What good is a book if you cannot read? Literacy is key. Financial literacy, or knowing what to do with our money, is far more important than having the money.
The financial well-being of our households is not only based on the amount of money we have available to us, but it is also affected greatly by the knowledge we have about what to do with that money.
The National Urban League defines financial literacy as “combining financial knowledge with attitudes, skills, and behaviors, which are essential to make a financial decision based on personal circumstances.”
Financial knowledge, as with any other type of knowledge, would come from passing along vital information from one person to another. Yet, money is one of the most important topics we are not discussing.
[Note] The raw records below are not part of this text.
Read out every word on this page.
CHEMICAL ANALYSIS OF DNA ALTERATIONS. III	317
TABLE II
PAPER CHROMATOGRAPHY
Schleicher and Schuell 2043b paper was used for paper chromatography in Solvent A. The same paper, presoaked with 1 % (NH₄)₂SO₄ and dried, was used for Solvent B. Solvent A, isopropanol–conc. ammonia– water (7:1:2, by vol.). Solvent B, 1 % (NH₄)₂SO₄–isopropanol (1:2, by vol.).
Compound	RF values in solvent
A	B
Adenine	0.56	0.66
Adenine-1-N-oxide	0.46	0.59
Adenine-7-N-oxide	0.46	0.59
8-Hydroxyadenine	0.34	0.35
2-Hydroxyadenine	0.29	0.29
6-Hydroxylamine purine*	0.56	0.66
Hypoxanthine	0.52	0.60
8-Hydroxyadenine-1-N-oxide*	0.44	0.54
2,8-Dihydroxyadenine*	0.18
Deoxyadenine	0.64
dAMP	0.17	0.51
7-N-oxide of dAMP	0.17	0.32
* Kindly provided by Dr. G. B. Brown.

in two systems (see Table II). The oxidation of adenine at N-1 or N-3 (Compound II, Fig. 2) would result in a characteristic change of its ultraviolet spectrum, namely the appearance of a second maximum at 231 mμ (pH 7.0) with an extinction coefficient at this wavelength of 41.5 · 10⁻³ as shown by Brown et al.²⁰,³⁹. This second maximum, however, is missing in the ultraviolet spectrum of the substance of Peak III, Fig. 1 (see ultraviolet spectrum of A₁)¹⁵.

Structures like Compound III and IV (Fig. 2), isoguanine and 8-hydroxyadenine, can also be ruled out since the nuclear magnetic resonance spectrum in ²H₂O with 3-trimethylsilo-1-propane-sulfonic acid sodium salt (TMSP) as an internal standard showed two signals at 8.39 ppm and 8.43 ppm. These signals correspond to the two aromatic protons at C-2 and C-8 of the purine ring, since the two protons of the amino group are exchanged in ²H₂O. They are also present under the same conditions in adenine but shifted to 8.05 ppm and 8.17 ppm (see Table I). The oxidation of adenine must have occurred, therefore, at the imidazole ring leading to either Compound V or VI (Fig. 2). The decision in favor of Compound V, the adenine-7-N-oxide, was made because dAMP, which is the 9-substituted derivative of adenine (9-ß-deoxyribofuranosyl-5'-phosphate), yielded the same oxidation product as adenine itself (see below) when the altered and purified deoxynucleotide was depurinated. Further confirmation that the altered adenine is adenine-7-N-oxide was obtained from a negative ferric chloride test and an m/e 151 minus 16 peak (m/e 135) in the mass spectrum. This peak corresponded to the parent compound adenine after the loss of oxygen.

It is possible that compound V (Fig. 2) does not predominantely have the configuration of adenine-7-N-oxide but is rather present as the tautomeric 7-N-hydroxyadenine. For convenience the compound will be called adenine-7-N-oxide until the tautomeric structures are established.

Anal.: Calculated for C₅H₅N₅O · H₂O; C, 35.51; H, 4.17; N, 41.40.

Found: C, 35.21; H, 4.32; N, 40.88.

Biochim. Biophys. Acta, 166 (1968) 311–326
Long thought of as impolite to discuss openly, we rarely talk about money until it is too late. We often find out about our loved ones’ finances after they have passed. At that point, we are left to rush through untangling a lifetime’s worth of finances when we are least able to think and plan clearly.
Our community does not benefit from all the money talks that we do not have. We do not talk about salaries and contract negotiations. We do not talk about investments. We do not talk about saving and budgeting. We do not talk about interest rates. We do not talk about finding a good financial planner and planning for our financial futures.
It is crucial, especially as the Black community strives to close the racial wealth gap, to be financially literate. According to the Federal Reserve, “the average Black and Hispanic or Latino households earn about half as much as the average White household and own only about 15 to 20 percent as much net wealth.”
It is time to talk, openly, honestly and frequently about money. Sharing knowledge about budgeting, salaries, investments and financial planning is vital to our overall advancement. Gaining the skills to manage and grow our money is to all our benefit.